Coronation should trigger debate on church and state, says NSS
Posted: Tue, 2nd May 2023
King Charles' coronation should trigger a debate on the future relationship between church and state, the NSS has said.
King Charles' coronation should trigger a debate on the future relationship between church and state, the National Secular Society has said.
The NSS has criticised the coronation as an "unnecessary and expensive religious ritual" which is incompatible with democracy and equality between citizens of different religions and beliefs.
The ceremony on Saturday will be led by archbishop of Canterbury Justin Welby at Westminster Abbey. It will be an exclusively Anglican ceremony in which Charles will swear an oath before Welby to preserve the doctrine and privileges of the Church of England.
At her coronation in 1953, Queen Elizabeth swore to "maintain the Laws of God and the true profession of the Gospel" and "maintain in the United Kingdom the Protestant Reformed Religion established by law".
She also swore to preserve "all such rights and privileges" of Church of England bishops and clergy. Due to the Church's established status, 26 bishops sit in the House of Lords as of right.
Charles is expected to swear the same oath. As King, Charles also holds the title of Supreme Governor of the Church of England. Catholics are explicitly prohibited from becoming monarch.
Charles and Queen Consort Camilla will also be anointed with consecrated oil. According to the Westminster Abbey website, "This sacred blessing, using the ampulla and spoon, is at the heart of the Christian coronation service, demonstrating the connection between the monarch and God". This part of the ceremony will not be televised due to sensitivities around its "sanctity".
It has been reported that representatives of other faiths will be attending as part of a "faith procession", but they will not be asked to speak by giving readings or blessings.
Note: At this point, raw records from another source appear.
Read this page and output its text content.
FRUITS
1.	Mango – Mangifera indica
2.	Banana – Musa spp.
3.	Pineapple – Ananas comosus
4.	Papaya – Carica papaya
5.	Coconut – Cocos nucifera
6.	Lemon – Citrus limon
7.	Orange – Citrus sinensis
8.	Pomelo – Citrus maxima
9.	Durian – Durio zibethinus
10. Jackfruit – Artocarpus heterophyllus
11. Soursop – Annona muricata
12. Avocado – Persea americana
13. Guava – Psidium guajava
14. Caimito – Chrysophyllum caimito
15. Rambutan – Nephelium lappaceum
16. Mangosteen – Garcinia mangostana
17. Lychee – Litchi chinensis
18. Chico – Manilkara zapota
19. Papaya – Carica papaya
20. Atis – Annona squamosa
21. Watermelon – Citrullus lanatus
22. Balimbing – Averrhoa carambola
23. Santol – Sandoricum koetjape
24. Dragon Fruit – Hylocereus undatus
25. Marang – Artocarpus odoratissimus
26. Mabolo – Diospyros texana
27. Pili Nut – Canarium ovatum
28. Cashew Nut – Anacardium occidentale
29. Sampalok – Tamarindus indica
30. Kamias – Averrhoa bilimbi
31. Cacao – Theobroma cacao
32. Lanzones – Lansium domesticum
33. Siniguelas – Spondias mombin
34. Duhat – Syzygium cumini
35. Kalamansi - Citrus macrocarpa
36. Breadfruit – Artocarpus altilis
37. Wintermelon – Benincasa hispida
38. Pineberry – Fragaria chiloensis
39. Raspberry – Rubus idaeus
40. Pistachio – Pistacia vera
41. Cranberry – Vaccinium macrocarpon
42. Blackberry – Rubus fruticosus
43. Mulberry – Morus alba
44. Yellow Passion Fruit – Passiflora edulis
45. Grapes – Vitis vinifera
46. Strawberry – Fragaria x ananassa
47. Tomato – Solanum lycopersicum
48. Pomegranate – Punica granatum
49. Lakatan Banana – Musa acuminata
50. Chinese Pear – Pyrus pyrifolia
They will instead carry the King's regalia, including bracelets and a glove.
The coronation is constitutionally unnecessary because under the Act of Settlement 1701, Charles automatically became King as soon as Elizabeth died. Barrister Geoffrey Robertson KC has described the coronation as "a legal irrelevance" and a "silly and superstitious Church of England ritual".
The 2021 Census found less than half the population of England and Wales are Christian, and just 0.9% of England's population attend Sunday services, according to the Church of England's own figures.
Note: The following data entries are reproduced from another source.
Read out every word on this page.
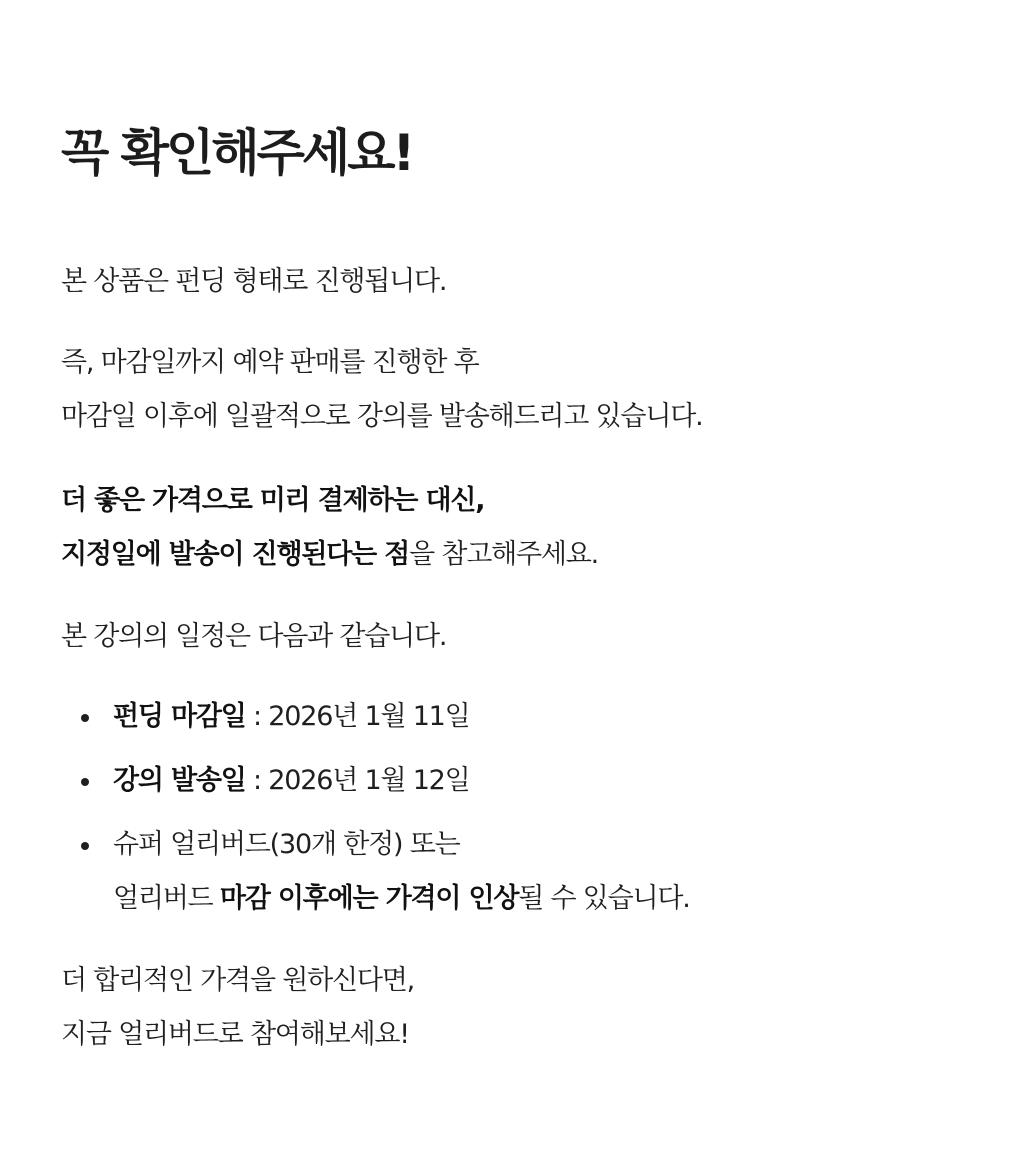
꼭 확인해주세요!

본 상품은 펀딩 형태로 진행됩니다.

즉, 마감일까지 예약 판매를 진행한 후
마감일 이후에 일괄적으로 강의를 발송해드리고 있습니다.

더 좋은 가격으로 미리 결제하는 대신,
지정일에 발송이 진행된다는 점을 참고해주세요.

본 강의의 일정은 다음과 같습니다.

펀딩 마감일 : 2026년 1월 11일
강의 발송일 : 2026년 1월 12일
슈퍼 얼리버드(30개 한정) 또는
얼리버드 마감 이후에는 가격이 인상될 수 있습니다.

더 합리적인 가격을 원하신다면,
지금 얼리버드로 참여해보세요!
The Church of England has said it sees the coronation as a "unique opportunity" to convert people to Christianity.
NSS chief executive: 'A coronation fit for a king, but not a modern democracy"
NSS chief executive Stephen Evans said: "This coronation may be fit for a king, but it's certainly not fit for a modern democracy.
"An exclusively Anglican ceremony is a ludicrous way to inaugurate a head of state in one of the least religious countries on Earth. The inclusion of other faith representatives to carry the King's regalia is mere tokenism. The whole event is about protecting and projecting Anglican privilege and supremacism.
"This unnecessary and expensive church-controlled state occasion will reflect what the UK once was, rather than what it is today. An established church, with the head of state as its supreme governor, is incompatible with democracy and equality between citizens of different religions and beliefs.
"The dominance of the Church of England in the affairs of our head of state should trigger a serious debate about the future relationship between Church and state."